Default technical settings that you should turn off immediately
Default technical settings that you should turn off immediately
These controls, which are buried within the products of Apple, Google, Meta, and others, force us to share too much data.
The saying refers to the default settings that tech companies embed deeply into the devices, apps, and websites we use. These settings usually force us to share data about our activities and location. We can usually opt out of this data collection, but companies make it difficult to note down menus and buttons, perhaps in the hope that we won’t change them immediately.
Apple, Google, Amazon, Meta, and Microsoft generally want us to skip some of the default settings, reportedly to train their algorithms and catch bugs, which then make their products easier for us to use. But unnecessary data sharing is not always in our best interest.
Note that in 2018 several whistleblowers admitted that they had listened to Apple’s Siri recordings and Amazon’s Alexa activations that inadvertently recorded couples’ sex. The recent change of Ro vs. Ro. Wade also highlighted the many ways women can be tracked through their personal technology when looking for options to terminate a pregnancy.
So with every tech product we use, it’s important to take the time to look at the many menus, buttons, and switches to reduce the data we share. Here’s a smooth guide to many default settings that I and other tech writers always change.
Apple Phones
With iPhones, users can open the Settings app and enter the privacy menu to change the way they share data about their app usage and location. (Apple technically asks people to choose some of these settings when activating a new iPhone, but these steps can easily be ignored.) These suggestions will disable data sharing.)
Select Tracking and toggle off allow apps to request tracking. It asks all apps not to share data with third parties for marketing purposes.
Select Apple Advertising and turn off personal ads so Apple can’t use information about you to offer targeted ads on its App Store, Apple News, and Stock.
Choose Analytics and Improvement and share iPhone Analytics to prevent the iPhone from sending device data to Apple to improve your products.

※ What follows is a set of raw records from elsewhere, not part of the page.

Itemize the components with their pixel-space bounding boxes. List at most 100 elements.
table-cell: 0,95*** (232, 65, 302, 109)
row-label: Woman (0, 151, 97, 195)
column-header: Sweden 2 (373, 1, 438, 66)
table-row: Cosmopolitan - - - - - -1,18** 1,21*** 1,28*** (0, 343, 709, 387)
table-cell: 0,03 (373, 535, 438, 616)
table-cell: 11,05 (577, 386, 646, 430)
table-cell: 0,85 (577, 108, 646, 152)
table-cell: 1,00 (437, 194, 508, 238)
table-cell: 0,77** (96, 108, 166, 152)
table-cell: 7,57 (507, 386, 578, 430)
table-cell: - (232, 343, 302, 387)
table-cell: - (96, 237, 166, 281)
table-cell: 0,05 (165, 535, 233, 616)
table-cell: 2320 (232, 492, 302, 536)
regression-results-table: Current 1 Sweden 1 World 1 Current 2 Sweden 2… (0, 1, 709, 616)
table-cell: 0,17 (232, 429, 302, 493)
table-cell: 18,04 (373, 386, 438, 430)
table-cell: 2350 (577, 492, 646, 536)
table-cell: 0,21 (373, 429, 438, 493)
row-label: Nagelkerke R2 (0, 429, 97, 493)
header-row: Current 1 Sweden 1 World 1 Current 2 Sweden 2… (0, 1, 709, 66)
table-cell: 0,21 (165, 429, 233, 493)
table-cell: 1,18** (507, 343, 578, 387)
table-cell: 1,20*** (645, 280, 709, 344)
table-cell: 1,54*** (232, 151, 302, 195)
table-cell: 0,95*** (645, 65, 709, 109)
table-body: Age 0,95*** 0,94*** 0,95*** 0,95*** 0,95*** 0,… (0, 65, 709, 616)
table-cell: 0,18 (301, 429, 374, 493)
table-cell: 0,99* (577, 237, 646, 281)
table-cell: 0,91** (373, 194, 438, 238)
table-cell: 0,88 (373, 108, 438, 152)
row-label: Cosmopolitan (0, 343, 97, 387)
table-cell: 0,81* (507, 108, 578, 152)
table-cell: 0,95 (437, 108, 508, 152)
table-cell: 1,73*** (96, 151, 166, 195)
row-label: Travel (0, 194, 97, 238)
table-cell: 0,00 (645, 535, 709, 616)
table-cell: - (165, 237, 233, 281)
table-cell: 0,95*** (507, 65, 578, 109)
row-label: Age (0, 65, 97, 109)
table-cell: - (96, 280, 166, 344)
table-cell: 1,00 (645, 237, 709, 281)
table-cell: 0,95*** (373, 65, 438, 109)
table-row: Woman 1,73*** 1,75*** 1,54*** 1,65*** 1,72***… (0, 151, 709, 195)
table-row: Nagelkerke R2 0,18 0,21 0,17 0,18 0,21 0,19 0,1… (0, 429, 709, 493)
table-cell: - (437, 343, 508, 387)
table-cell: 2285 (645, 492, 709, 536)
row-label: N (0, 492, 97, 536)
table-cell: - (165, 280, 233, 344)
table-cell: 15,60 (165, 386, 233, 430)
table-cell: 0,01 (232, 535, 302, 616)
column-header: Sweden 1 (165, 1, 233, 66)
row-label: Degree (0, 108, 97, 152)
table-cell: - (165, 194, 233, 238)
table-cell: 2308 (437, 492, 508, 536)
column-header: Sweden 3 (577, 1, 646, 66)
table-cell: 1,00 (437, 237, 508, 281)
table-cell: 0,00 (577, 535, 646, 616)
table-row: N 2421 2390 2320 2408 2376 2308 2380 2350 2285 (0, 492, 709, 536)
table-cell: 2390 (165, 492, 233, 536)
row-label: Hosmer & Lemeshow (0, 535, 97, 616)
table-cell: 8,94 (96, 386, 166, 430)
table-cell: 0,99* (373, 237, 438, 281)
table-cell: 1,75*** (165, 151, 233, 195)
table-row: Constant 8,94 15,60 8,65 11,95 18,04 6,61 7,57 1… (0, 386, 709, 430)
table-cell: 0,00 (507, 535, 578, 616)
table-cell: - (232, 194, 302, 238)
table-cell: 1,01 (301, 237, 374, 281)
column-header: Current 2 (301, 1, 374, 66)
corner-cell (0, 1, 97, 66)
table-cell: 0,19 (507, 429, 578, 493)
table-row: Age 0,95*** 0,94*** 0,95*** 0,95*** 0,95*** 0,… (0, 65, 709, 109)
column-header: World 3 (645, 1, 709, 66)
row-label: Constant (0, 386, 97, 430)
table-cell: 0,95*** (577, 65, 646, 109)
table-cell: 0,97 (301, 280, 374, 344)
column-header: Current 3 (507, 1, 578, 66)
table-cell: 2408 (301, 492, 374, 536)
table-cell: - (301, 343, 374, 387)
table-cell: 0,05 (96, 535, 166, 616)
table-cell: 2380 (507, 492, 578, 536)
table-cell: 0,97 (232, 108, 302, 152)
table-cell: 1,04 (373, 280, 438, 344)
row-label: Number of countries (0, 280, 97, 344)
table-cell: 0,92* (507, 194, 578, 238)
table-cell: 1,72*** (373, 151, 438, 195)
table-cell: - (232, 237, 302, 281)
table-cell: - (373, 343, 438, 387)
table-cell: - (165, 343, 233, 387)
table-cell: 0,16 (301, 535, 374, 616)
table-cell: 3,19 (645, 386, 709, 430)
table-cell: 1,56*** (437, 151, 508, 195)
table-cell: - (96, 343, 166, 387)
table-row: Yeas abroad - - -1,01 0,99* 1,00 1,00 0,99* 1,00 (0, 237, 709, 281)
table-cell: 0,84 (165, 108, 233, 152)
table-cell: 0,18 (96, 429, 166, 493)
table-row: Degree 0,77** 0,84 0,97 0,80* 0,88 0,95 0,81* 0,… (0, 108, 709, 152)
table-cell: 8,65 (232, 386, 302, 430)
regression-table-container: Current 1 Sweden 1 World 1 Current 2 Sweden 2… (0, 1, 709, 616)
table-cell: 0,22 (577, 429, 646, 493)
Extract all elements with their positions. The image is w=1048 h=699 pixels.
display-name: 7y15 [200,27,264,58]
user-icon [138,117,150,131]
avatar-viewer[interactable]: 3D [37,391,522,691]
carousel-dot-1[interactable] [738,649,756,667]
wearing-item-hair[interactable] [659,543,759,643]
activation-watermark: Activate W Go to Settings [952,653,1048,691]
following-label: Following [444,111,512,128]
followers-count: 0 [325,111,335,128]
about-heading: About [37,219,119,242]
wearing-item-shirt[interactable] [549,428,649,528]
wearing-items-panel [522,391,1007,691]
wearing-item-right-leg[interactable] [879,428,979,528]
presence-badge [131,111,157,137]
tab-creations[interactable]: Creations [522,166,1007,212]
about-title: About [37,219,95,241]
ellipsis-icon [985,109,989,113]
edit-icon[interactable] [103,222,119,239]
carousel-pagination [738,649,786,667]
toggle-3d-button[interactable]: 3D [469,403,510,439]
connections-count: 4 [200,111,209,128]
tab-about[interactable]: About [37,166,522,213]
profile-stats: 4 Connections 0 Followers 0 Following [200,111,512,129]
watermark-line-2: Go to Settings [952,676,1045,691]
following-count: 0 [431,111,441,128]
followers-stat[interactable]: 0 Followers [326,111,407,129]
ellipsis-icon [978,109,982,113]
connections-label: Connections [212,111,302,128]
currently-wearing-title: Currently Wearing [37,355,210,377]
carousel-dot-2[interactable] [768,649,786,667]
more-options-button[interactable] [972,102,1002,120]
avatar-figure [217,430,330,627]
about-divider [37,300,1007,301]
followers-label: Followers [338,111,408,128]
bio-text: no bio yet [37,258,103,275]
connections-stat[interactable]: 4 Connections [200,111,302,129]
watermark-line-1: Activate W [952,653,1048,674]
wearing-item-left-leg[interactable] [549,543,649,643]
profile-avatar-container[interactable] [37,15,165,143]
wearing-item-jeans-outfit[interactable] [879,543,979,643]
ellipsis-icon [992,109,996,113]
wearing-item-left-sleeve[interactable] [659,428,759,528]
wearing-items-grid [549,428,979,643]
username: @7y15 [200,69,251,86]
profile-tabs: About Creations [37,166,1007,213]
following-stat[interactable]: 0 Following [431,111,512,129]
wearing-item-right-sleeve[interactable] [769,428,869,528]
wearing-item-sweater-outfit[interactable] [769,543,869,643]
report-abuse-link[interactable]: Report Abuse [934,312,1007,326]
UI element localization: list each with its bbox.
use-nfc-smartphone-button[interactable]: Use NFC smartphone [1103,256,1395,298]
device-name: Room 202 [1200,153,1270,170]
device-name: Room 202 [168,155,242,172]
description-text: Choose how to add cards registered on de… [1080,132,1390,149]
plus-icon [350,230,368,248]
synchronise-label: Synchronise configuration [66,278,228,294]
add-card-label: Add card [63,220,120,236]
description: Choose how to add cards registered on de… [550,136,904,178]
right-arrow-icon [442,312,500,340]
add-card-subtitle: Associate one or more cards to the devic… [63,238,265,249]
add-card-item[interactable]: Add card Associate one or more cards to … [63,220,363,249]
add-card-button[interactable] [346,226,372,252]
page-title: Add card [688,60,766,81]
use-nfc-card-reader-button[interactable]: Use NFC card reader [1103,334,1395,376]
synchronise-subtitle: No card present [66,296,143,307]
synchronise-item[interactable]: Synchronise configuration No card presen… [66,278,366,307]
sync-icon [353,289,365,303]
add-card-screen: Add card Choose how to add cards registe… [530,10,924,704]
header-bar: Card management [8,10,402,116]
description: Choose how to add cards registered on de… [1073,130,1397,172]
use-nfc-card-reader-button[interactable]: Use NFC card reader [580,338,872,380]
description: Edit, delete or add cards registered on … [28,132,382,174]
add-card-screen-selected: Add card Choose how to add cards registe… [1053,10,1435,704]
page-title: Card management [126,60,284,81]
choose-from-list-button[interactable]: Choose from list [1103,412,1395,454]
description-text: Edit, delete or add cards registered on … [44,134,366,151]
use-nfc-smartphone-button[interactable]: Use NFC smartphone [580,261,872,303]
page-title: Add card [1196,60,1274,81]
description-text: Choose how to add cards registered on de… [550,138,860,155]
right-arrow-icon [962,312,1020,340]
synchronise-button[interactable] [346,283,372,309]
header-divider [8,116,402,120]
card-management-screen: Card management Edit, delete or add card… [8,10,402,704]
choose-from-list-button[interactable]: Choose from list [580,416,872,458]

Select Location Services, tap System Services, and turn off iPhone Analytics and Routing end traffic to prevent the device from sharing geodata with Apple to improve Apple Maps.
Google Products
Google’s products, including Android phones and web services such as Google Search, YouTube and Google Maps, are linked to Google accounts, and the control panel to change data management is on myactivity.google.com website.
For all three categories — web and app activity, location history, and YouTube history — automatically delete activity older than three months. That way, instead of making a permanent record of each search, Google clears entries older than 90 days. In the near future, it can still offer helpful recommendations on recent searches.
A bonus tip for Android phones comes from Ryan Hager, editor of the tech blog “Android Police”: Newer versions of Android offer people the ability to share approximate location rather than their exact location with apps. For many apps, such as weather software, there should be an approximate data sharing method, and accurate geodata should only be shared with software that needs to work properly, such as maps apps.
Meta’s Facebook
Meta’s most important settings can be accessed through the Privacy Checkup tool within the Settings menu. Here are some important changes to prevent espionage by employers and marketers:
For “Who can see what you share,” select “Only Me” for people who have access to your friends list and pages, and select “Friends” for those who can see your birthday.
For “How people can find you on Facebook” select “Only Me” for people who can see you via email or phone number.
For “Your advertising preferences on Facebook,” turn off the switch to relationship status, employer, job title, and education. As such, marketers cannot offer targeted ads on this information.
Amazon’s website and devices
Amazon offers some control over sharing information through its website and products like Alexa and color cameras. Here are two settings I highly recommend turning off:
Amazon launched Amazon Sidewalk last year, a program that automatically shares an internet connection to amazon’s new products with other devices nearby. Critics say the footpath could open the door for bad actors to access people’s data.
To disable it for the Echo speaker, open the Amazon Alexa app and tap Moor at the bottom right of the screen. Within Settings, tap Account Settings, select Amazon Footpath, and toggle The Sidewalk off position.
For the color camera, in the Color app, tap the three-line icon at the top left and then tap Control Center. Tap Amazon Sidewalk, and slide the button to the off position.
On Amazon’s website, some shopping lists — such as items stored in the wish list — are shared with the public by default, which can reveal information. Go to your lists page and set each purchase list to private.
Windows PC comes with a host of data sharing settings by default to help Microsoft, advertisers, and websites learn more about us. These settings can be found by toggle off switches by opening the Settings menu and clicking Privacy and Security and then General.
Yet the worst default setting on Windows may have nothing to do with privacy. Whenever wirecutter editor Cumberstreams experiences a new laptop, their first step is to open the Sound menu and select No Sounds to mute the many annoying chimes that run when something goes wrong with Windows.